Discovered by Dwight Yoakam, King Leg is a whiz-kid from the West Coast who's got a knack for channeling Roy Orbison and "Sing Your Life"-era Morrissey with equal measures of success. Quite simply, one of the freshest voices I've heard in ages, the debut record from King Leg, called, appropriately enough, Meet King Leg, is the sort of thing that deserves a lot of attention and some real word-of-mouth praise.
As album opener "Great Outdoors" bursts forth in a blast of chiming, Byrds-ian glee, a listener should rejoice that somethings can still surprise. Building on the successes of the Paisley Underground bands from the Eighties, and from mentor Yoakam's stuff too, King Leg is here delivering music that's catchy and joyously melodic. If the deliberate "Your Picture" suggests some weird-yet-wonderful melding of the styles of Billy Bragg and The Proclaimers, the fine "Loneliness" sees King Leg sound less like Roy Orbison for a bit and more like a young, hiccup-y Buddy Holly. With a backing band offering up a sound that compares favorably to those first few Georgia Satellites tracks, the tune here is, like so much of Meet King Leg, a superb mix of genres. And while "Another Man" shows a softer side of King Leg's approach, the twang-y struts of "Seeing You Tonight" and "Walking Again" recall the fertile Eighties when listeners could find music like this coming regularly from both Los Lobos and Marshall Crenshaw. Still, all that being said, what surprises the most about King Leg is his voice; how could a singer like this only just now be getting some mainstream attention? And, in what only makes perfect sense given those Morrissey-meets-Roy Orbison-descriptions of this cat, he's added a cover of "Running Scared" to the selections here on Meet King Leg. A successful cover that Orbison himself would probably have enjoyed, King Leg and his band embellish the number with a rich backing track that suggests both the glory days of country music, as well as the sort of lush pop from the era in which Roy himself recorded most of his best work.

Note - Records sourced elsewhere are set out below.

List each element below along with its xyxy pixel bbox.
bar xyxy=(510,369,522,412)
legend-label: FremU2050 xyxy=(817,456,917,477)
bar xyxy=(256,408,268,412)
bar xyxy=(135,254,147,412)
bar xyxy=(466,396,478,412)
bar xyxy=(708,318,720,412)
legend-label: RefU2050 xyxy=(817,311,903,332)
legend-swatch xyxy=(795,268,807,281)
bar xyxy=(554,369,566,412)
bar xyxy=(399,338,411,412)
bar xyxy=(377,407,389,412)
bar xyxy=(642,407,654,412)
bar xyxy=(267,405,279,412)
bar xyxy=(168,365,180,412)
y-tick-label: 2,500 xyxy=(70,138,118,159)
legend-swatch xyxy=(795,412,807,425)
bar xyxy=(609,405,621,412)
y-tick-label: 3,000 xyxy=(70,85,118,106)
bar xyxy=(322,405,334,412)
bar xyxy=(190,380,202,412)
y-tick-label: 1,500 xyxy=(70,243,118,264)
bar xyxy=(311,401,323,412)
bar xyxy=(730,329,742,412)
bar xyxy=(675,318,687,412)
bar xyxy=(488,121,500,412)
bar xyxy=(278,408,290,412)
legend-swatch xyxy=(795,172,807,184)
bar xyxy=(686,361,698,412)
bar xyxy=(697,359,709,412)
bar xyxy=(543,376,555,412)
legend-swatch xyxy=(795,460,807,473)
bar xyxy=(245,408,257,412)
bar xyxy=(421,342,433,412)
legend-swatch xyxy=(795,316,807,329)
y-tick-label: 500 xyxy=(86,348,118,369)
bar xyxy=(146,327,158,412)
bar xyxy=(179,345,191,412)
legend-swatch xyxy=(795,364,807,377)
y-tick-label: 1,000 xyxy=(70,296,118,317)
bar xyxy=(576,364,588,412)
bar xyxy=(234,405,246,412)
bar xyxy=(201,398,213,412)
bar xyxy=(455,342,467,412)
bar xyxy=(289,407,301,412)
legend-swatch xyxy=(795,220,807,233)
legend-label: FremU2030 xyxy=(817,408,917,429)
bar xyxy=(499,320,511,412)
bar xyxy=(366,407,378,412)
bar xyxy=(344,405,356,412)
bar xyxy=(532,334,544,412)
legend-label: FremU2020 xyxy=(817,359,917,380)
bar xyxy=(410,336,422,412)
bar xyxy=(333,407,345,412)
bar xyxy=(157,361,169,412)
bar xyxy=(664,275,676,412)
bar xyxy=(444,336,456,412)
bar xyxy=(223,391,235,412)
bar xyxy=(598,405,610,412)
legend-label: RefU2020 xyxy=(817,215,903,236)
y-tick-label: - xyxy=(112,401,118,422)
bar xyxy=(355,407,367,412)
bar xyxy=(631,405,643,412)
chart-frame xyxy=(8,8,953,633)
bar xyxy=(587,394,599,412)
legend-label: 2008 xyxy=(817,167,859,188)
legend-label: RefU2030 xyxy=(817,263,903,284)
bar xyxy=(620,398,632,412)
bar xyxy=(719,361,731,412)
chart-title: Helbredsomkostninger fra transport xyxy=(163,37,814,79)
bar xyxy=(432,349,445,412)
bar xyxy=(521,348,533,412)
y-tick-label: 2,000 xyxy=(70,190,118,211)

Meet King Leg is, quite simply, a blast. Delightfully retro and entirely of the moment, the record offers suitably appreciative nods to past pioneers while striking out on a sonic path that suggests something new altogether. Fans of BoDeans, Roy Orbison, and The Plimsouls, for instance, should find lots to love here. It is indeed rare that I can say I was surprised by something given the vast amount of music I routinely consume, but, dammit, this one caught me wonderfully off-guard. What a lot of fun Meet King Leg is!